Elizabeth Hughes, in her monthly Book Periscope column, looks over three titles: Kimberly Lake-Seibert’s The Adventures of Toby the Bear, Evelyn Blohm’s poetry collection Four Seasons, and Lesley Graham’s Star Warrior. Whether it’s the comfort of the warm little puppy Toby, the gentle verses and kind words of Evelyn Blohm, or the protection of the intergalactic Star Warriors in Graham’s novel, many of us need a little support to get through the day.

J.J. Campbell’s poetry, like Richard Slota’s novel, explores the lingering effects of childhood violations, which as the poetic sequence shows, can lead to extreme isolation and loneliness, in life and perhaps even in death.

Sheryl Bize-Boutte also contributes a short story, ‘Madeline and Me,’ which brings home the power of friendship and the devastating interpersonal effects of racism.

One of the choices we can make, as we trace our course on the map, is to love and respect ourselves and others.

The third installment of Christopher Bernard’s dense, heady novel Amor I Kaos presents the conundrum of why to love in a world where we don’t know what is meaningful, and presents the choice to love as a pathway out of isolation and selfishness, a way to make existential meaning. Allison Grayhurst, returning Canadian poet, looks to birds and human relationships to illustrate the fragile grace of existence, as we decide to care for each other despite our finiteness and imperfections. Michael Robinson gives us a sequence of free verse and prose poetry where, despite the many losses in his world, he finds acceptance from his mother, who enables him to extend the same to himself.

Finally, we should remember to look up every so often and calibrate our position by the vast array of stars.

Several submissions touch on the broader journey of existence, who we are as living creatures and our connection to a vaster universe.

Doug Hawley’s short story ‘Kitten on the Keys’ explores the possibility of transcending death by scientifically reanimating dead bodies, of people, or, in this case, a kitten. Fine artist Giorgio Borroni contributes images from our history and dreamscape, including Freud and sea monster Chtulu. Dave Douglas sends in a formal pantoum reminding us to make the most of the time we have before ending up underneath a gravestone, and Ken Dronsfield’s speakers animate a world of afternoon, twilight, crabapples, autumn leaves and bones. They’re alive but thoughtful, conscious of time and the legacies they are leaving.

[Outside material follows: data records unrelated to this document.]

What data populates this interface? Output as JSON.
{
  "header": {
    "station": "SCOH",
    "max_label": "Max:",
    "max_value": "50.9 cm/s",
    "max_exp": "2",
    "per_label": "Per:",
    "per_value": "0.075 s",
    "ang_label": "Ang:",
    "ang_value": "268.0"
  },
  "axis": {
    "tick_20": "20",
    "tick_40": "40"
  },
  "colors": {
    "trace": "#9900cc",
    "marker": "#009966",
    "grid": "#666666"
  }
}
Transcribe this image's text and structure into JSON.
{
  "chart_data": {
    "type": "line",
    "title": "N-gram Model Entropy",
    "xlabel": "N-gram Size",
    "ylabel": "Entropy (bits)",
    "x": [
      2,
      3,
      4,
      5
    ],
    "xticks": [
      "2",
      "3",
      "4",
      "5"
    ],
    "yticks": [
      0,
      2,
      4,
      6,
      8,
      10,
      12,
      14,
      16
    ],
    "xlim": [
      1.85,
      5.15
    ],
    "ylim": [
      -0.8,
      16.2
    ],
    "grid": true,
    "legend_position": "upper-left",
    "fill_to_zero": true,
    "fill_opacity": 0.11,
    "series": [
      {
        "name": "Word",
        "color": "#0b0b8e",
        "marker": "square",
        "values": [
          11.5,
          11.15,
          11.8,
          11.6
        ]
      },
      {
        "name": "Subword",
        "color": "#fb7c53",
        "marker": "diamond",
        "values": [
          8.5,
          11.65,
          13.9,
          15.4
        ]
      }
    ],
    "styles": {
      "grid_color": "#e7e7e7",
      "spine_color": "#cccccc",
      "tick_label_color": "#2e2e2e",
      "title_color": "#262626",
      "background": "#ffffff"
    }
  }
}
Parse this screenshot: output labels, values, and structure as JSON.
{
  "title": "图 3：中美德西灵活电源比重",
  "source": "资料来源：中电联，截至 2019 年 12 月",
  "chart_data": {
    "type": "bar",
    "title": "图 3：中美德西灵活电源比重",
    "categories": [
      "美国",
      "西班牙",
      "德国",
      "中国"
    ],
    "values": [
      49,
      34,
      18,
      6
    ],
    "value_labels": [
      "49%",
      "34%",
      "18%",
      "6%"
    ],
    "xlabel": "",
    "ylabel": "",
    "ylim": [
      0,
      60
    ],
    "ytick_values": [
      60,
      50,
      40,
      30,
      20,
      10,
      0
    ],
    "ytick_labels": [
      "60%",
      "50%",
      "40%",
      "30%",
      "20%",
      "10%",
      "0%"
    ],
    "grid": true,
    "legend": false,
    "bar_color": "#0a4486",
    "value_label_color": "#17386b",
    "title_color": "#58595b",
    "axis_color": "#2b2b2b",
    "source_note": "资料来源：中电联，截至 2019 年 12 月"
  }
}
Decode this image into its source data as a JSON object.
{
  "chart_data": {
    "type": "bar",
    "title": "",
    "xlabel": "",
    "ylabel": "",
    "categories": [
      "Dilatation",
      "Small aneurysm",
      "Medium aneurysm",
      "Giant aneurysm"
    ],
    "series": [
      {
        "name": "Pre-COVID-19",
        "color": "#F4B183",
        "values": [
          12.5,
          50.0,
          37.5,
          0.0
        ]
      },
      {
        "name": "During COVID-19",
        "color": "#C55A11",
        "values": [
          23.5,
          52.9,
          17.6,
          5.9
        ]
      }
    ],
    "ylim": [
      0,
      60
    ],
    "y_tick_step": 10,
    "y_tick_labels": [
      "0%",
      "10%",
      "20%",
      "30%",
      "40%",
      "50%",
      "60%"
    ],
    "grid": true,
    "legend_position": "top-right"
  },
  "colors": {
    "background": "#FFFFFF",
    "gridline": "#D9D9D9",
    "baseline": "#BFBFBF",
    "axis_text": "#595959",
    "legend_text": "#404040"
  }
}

Janine Canan’s poems celebrate infinite divinity and spiritual transcendence, and the paradox of all of us being merely human, selfish, distracted, weak – but at the same time, so much more than that. Lauren Ainslie looks to the broader world in a more personal way, bringing us a meditation on her visceral emotions, her impressions of an isolated pond tucked away high in the mountains, and a dramatic piece where she heralds her birth and takes her rightful, meaningful place in the grand universe.

In the words of Jack London, “Sail On”!